Example: Finding Increasing and Decreasing Intervals on a Graph

Given the function $p\left(t\right)$ in the graph below, identify the intervals on which the function appears to be increasing.

Answer: We see that the function is not constant on any interval. The function is increasing where it slants upward as we move to the right and decreasing where it slants downward as we move to the right. The function appears to be increasing from $t=1$ to $t=3$ and from $t=4$ on. In interval notation, we would say the function appears to be increasing on the interval (1,3) and the interval $\left(4,\infty \right)$.

Analysis of the Solution

Notice in this example that we used open intervals (intervals that do not include the endpoints), because the function is neither increasing nor decreasing at $t=1$ , $t=3$ , and $t=4$ . These points are the local extrema (two minima and a maximum).

Example: Finding Local Maxima and Minima from a Graph

For the function $f$ whose graph is shown below, find all local maxima and minima.

Answer: Observe the graph of $f$. The graph attains a local maximum at $x=1$ because it is the highest point in an open interval around $x=1$. The local maximum is the $y$ -coordinate at $x=1$, which is $2$. The graph attains a local minimum at $\text{ }x=-1\text{ }$ because it is the lowest point in an open interval around $x=-1$. The local minimum is the y-coordinate at $x=-1$, which is $-2$.
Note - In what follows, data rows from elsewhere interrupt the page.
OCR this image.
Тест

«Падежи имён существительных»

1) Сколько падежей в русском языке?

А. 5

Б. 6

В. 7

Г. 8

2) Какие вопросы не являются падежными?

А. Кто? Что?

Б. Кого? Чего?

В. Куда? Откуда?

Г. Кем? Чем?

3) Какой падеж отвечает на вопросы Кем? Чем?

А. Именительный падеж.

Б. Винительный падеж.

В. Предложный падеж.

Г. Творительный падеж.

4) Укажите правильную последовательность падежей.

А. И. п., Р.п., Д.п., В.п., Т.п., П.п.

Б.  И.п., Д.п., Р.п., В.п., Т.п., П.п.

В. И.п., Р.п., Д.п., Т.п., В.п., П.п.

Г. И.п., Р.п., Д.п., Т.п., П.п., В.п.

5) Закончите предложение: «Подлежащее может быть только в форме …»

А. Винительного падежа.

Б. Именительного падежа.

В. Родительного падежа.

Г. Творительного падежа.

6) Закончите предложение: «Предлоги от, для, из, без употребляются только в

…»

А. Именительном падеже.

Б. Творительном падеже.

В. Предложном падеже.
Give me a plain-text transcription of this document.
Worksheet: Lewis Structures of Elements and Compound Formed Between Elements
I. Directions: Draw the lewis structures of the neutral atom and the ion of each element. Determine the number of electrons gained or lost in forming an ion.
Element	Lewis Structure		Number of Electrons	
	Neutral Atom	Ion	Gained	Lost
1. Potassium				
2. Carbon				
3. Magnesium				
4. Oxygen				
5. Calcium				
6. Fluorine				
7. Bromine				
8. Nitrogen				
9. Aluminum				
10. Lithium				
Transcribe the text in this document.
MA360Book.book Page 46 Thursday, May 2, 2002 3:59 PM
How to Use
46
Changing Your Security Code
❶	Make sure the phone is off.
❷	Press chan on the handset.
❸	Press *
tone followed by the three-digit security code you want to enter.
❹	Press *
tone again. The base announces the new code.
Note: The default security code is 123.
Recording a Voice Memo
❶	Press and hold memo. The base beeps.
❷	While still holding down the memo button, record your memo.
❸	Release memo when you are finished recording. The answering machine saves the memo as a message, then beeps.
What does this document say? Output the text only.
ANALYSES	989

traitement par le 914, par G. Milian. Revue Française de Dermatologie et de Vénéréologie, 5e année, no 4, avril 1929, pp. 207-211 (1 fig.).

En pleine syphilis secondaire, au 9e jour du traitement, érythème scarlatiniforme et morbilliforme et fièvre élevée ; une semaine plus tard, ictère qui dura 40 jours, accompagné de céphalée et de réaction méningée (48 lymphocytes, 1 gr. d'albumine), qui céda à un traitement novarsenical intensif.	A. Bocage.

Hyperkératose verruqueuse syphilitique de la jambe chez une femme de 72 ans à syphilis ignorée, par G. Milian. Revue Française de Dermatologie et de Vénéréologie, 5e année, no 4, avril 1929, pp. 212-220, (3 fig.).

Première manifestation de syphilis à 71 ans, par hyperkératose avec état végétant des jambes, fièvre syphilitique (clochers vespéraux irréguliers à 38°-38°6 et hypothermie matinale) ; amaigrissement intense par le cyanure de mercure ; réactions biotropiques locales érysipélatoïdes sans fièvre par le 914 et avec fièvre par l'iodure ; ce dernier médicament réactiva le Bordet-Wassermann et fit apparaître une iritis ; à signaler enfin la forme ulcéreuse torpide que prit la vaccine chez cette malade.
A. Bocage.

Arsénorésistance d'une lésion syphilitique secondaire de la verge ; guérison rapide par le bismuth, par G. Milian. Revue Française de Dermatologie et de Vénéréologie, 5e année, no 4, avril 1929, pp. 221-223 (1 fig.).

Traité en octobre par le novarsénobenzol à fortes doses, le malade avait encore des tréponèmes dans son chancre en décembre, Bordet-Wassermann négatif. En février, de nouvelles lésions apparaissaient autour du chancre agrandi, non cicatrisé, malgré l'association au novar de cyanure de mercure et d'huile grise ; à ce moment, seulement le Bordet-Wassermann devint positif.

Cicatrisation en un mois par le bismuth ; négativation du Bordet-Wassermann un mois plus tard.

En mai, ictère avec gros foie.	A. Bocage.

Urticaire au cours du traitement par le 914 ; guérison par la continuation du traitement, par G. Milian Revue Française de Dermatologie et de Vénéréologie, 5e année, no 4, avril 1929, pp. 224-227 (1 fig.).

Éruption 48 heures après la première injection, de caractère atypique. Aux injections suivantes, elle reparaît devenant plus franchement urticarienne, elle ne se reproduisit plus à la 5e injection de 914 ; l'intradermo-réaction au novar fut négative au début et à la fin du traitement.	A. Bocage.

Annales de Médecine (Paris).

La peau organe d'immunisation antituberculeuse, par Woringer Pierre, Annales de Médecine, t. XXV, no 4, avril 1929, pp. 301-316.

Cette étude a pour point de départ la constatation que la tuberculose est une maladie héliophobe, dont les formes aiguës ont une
Example: Finding Absolute Maxima and Minima from a Graph

For the function $f$ shown below, find all absolute maxima and minima.

Answer: Observe the graph of $f$. The graph attains an absolute maximum in two locations, $x=-2$ and $x=2$, because at these locations, the graph attains its highest point on the domain of the function. The absolute maximum is the y-coordinate at $x=-2$ and $x=2$, which is $16$. The graph attains an absolute minimum at $x=3$, because it is the lowest point on the domain of the function’s graph. The absolute minimum is the y-coordinate at $x=3$, which is $-10$.